Ален пропустил этот ребяческий довод мимо ушей и сердито умолк, мрачно взвешивая, какое, собственно, отношение к цивилизации могут иметь этот торговый вояж и его участие в нем? Неужели клеветники правы? И Колледж с Орденом просто сборище оболваненных дурачков, которыми манипулируют старики, цинично помышляющие только о власти и жизни в роскоши?
Подобные мысли не приходили ему в голову уже давно. Слишком он был занят забиванием ее галактическими языками, народными приметами, этическими системами, нравами, обычаями, скрытыми пружинами сотен культур народов, разбросанных по галактике… И ради чего? Чтобы этот пентюх получил прибыль, а Колледж и Орден — четверть этой прибыли? Утвердиться на Лире цивилизация может только через металлы. Раз лирцы не желают пользоваться металлами, их надо принудить.
Что говорит Макиавелли? «Основа основ всех государств это хорошие законы и хорошее вооружение; а поскольку не может быть хороших законов там, где государство плохо вооружено, отсюда следует, что в хорошо вооруженных государствах законы хорошие». Странно, как наставники затушевывали такую основополагающую идею, вместо этого всячески подчеркивая духовное величие невооруженных Колледжа и Ордена… А может быть, не так уж и странно?
Нараставшее в нем разочарование было устрашающим.
— Замок, — сказал стражник через плечо, и их фургон остановился, задребезжав перед массивным, но невпечатляющим кирпичным зданием в пять этажей.
— Ты ждать, — сказал торговец водителю, когда они вылезли, и протянул ему две ассигнации с цифрами «50». — Ты ждать, ты получать денег много, очень много больше. Ты понимать? Ждать!
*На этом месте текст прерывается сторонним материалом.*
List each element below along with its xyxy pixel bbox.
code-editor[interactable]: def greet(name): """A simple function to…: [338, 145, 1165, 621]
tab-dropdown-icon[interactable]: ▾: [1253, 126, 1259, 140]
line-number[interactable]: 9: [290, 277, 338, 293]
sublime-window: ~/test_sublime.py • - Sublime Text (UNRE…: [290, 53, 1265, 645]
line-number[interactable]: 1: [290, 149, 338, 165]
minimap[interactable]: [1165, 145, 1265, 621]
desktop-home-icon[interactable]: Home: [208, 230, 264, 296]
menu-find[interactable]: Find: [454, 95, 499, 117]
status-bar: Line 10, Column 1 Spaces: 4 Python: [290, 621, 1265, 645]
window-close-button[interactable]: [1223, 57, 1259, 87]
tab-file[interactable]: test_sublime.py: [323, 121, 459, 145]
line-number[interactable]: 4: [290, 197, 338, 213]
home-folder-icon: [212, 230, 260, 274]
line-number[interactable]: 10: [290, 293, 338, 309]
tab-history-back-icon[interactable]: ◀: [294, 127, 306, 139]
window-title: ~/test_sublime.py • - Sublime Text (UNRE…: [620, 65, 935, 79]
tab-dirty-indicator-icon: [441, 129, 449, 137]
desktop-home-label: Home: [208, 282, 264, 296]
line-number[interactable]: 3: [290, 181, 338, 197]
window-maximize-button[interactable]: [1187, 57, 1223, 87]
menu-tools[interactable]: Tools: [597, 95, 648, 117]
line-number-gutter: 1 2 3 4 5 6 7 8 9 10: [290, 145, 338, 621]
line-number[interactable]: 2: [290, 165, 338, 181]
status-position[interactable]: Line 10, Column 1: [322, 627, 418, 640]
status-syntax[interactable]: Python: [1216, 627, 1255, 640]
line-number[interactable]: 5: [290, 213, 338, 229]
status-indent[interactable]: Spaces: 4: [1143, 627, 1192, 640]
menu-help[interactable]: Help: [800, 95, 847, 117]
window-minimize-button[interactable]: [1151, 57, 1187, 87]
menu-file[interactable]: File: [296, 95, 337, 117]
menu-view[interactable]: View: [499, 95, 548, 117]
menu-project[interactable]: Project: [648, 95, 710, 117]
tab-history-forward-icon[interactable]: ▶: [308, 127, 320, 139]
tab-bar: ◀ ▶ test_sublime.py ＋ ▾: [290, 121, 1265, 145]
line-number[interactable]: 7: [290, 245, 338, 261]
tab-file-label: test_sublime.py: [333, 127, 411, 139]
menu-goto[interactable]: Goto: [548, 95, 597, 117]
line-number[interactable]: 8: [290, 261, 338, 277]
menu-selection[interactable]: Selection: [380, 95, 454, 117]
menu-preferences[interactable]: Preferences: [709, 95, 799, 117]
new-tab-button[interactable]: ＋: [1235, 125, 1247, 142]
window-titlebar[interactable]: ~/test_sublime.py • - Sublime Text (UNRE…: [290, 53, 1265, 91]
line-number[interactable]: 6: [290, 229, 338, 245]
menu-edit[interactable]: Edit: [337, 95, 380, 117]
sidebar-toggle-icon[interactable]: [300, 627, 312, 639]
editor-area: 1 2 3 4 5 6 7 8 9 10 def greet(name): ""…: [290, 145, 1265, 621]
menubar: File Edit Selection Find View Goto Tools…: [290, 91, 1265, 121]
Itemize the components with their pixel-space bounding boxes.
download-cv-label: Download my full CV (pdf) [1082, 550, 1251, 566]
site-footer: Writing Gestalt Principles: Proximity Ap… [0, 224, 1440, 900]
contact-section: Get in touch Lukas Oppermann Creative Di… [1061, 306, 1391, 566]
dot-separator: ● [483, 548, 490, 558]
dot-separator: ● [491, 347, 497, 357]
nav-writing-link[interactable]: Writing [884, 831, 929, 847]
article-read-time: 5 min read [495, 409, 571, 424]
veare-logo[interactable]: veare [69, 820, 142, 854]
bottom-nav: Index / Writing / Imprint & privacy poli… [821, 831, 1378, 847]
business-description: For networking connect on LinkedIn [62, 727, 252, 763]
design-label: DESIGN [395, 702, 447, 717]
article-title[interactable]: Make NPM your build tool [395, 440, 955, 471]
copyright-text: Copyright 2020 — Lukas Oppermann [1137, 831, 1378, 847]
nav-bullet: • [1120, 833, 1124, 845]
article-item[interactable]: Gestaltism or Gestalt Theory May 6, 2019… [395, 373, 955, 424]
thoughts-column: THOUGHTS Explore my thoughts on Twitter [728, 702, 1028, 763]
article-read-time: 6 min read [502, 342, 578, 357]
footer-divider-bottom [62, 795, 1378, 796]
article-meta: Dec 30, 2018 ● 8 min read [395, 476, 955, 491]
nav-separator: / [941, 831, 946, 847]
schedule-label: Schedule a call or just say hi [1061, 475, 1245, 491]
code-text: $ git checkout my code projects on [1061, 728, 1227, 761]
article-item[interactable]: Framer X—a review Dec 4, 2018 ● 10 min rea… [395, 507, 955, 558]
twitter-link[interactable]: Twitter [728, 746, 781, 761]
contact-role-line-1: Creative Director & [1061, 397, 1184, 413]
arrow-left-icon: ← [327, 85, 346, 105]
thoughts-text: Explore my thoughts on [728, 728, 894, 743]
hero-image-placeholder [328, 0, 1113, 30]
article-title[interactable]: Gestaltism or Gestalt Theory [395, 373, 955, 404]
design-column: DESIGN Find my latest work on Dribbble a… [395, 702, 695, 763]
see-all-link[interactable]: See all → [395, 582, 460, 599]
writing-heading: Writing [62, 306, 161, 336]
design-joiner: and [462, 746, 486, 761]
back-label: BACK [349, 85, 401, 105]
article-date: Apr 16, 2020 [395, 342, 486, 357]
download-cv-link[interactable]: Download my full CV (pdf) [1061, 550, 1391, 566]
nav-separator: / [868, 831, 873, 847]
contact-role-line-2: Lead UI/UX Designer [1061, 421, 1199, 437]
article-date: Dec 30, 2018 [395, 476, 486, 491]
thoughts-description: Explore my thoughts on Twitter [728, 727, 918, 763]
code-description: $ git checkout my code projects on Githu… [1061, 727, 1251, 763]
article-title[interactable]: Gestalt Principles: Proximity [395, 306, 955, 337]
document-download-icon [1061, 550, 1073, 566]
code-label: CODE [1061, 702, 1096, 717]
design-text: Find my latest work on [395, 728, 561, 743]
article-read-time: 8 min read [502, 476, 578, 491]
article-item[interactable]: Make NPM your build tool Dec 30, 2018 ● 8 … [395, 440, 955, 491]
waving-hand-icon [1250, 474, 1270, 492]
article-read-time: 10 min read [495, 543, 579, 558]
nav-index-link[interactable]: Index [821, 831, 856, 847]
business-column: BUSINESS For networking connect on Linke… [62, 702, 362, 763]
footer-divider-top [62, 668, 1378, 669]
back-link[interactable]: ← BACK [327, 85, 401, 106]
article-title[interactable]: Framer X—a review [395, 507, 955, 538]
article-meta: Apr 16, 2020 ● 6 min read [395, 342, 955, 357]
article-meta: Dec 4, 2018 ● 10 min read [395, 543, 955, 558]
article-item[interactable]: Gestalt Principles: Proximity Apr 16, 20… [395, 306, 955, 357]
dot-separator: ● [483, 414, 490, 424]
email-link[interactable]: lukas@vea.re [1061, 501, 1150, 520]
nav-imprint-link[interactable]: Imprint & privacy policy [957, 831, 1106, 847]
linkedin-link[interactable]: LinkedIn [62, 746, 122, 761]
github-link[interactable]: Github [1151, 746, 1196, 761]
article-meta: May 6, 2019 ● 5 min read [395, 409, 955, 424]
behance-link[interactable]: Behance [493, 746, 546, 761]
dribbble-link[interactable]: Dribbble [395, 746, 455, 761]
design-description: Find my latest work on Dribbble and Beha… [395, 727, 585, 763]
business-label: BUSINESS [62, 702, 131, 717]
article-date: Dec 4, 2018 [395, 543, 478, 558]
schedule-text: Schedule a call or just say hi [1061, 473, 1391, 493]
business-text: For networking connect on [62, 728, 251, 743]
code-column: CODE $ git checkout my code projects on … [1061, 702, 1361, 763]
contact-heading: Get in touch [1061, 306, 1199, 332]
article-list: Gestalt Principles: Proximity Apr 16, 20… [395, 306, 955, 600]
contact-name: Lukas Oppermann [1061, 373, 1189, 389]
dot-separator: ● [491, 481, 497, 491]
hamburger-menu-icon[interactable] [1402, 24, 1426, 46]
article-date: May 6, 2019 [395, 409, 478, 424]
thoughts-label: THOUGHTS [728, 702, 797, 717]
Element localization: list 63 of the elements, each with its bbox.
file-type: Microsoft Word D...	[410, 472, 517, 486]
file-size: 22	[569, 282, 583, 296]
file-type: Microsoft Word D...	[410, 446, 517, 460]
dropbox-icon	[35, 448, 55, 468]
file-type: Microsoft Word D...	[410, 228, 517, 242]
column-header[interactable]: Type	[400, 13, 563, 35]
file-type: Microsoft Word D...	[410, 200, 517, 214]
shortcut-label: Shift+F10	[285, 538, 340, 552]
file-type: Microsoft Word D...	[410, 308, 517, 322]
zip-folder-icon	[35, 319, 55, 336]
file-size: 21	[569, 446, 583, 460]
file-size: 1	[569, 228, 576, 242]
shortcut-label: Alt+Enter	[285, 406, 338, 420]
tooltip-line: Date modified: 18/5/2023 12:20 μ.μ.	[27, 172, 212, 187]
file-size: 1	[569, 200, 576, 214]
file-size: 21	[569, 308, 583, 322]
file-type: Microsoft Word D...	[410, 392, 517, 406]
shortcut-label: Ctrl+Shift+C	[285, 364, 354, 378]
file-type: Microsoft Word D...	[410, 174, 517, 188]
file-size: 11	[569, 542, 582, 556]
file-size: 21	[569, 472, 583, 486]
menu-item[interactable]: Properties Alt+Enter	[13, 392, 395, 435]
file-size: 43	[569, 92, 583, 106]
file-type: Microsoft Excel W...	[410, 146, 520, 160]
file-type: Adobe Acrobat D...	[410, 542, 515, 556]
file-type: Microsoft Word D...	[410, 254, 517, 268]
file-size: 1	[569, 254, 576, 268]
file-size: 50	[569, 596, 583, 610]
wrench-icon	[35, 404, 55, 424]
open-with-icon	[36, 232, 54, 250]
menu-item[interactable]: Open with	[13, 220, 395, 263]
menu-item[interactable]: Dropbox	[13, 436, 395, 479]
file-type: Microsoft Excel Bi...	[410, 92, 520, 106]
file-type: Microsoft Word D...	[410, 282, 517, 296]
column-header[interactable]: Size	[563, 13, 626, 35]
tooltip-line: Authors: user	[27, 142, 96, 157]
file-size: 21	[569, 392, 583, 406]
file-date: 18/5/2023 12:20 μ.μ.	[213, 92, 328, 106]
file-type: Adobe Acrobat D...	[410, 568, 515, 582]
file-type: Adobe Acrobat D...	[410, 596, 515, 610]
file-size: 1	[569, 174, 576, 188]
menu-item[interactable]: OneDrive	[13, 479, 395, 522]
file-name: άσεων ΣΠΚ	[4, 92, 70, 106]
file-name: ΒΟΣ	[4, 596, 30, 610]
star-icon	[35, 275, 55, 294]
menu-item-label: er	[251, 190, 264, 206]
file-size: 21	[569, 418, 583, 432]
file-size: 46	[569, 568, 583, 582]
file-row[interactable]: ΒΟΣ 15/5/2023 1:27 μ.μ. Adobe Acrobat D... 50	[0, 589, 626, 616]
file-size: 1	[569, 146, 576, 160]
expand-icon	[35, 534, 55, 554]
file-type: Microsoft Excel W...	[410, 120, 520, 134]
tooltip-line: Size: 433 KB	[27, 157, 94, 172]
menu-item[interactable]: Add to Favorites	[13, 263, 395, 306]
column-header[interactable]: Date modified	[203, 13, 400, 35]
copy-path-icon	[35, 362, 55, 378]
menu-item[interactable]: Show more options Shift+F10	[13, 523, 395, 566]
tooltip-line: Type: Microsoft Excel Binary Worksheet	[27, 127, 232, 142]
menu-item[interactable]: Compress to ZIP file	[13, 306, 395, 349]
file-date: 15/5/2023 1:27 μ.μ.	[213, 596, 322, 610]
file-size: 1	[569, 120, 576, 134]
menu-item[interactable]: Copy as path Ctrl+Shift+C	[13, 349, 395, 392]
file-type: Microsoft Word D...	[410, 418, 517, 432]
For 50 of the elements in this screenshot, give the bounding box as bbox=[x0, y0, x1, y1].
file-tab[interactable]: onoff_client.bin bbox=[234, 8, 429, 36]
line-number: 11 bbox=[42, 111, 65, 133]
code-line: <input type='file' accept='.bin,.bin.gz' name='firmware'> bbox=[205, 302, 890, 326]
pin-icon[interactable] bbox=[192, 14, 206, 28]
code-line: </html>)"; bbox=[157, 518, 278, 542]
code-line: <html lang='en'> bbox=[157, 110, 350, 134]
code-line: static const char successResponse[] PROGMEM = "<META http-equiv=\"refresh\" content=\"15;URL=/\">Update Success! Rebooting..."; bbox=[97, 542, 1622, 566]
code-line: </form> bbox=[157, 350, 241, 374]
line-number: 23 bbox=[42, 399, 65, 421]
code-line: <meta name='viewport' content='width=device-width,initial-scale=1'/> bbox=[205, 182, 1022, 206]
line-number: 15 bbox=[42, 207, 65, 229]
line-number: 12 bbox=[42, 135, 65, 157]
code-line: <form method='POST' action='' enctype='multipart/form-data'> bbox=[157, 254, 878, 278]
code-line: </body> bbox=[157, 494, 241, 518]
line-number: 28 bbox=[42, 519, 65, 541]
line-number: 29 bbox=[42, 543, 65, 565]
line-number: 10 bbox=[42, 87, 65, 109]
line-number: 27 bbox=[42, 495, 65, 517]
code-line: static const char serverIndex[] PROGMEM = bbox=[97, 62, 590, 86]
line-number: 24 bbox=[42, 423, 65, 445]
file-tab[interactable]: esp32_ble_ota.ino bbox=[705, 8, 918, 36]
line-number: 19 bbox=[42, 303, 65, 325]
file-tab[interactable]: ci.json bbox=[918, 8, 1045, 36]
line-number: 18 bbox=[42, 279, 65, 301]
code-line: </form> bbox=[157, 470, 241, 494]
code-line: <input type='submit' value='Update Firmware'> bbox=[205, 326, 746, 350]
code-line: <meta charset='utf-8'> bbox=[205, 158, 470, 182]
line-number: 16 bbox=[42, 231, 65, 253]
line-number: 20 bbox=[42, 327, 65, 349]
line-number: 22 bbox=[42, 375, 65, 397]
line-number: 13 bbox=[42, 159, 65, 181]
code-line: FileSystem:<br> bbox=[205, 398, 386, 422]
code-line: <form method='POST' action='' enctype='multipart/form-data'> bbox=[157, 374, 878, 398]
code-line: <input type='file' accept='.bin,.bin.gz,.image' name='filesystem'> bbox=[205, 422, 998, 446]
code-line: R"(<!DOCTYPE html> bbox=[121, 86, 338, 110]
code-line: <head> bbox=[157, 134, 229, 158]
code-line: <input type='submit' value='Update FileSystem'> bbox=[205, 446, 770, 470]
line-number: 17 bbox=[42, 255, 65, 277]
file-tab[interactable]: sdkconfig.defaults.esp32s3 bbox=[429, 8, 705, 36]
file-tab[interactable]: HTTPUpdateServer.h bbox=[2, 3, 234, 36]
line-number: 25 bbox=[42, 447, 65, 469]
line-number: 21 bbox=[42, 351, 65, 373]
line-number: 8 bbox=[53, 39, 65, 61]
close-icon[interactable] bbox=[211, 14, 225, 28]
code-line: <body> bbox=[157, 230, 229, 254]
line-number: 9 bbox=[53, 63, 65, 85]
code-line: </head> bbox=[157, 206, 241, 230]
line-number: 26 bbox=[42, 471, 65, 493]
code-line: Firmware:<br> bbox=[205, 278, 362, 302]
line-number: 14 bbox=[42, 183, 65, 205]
— Я ждать много-много! — радостно воскликнул водитель. — Я ждать всю ночь, весь день. Ты замечательный хозяин! Ты великий, великий хозяин. Я ждать…
— Ну, ладно, — буркнул торговец, прерывая поток его красноречия. Ты ждать.
Стражник провел их через вестибюль, освещенный шипящими лампами и небрежно охраняемый тремя-четырьмя приставами в ливреях и с дубинками. Затем он распахнул дверь относительно небольшой комнаты, хорошо освещенной, где находилось человек двадцать, и испустил глухой стон.
Персона в кресле, смахивавшем на трон, нетерпеливо спросила:
— Это звездные путешественники? Так не торчи там введи их.
— Слушаю, ваша милость, судья Крарл, — уныло cказал стражник.
— Не тот судья! — прошипел Ален на ухо торговцу. Этот дает тюремные сроки.
— Сделай, что сумеешь, — угрюмо отозвался чернобородый.
Стражник подвел их к персоне в кресле, указав на низких табурета, поклонился в сторону кресла и отошел задней стене.
— Ваша милость, — сказал Ален, — я Действующий Герольд Ален, герольд при торговце…
— Говори, когда с тобой говорят, — свирепо сказал дья. — Сэр, с обычным наглым высокомерием богачей заставили нас ждать. Но я не принимаю этого на свой счет —
с тем же успехом ждать пришлось бы судье Трилу, которого — к вашему видимому огорчению — я заменил по случаю его болезни, или любому другому члену коллегии. Но, как оскорбление нашему правосудию, оно не подлежит извинению. Сэр, считайте, что вам сделано замечание. Займите свои места. Стражник, введи цефейца
— Садись, — шепнул Ален торговцу. — Дело скверно.
И в комнату ввели чифа Элвона. Глаза у него были мутными, вид взъерошенным, а на лице красовалось несколько синяков. Он виновато ухмыльнулся Алену и торговцу, когда стражник усадил его на табурете рядом с ними. Торговец ответил ему злобным взглядом.
Судья Крарл забубнил небрежно:
— Пусть тяжущиеся в этом споре сойдутся в поединке, пусть никто не ставит под сомнение наше беспристрастие в присуждении победы… скажите сейчас, если вместо… положитесь на наш приговор. Ну?! Говорите. Вы, стражники!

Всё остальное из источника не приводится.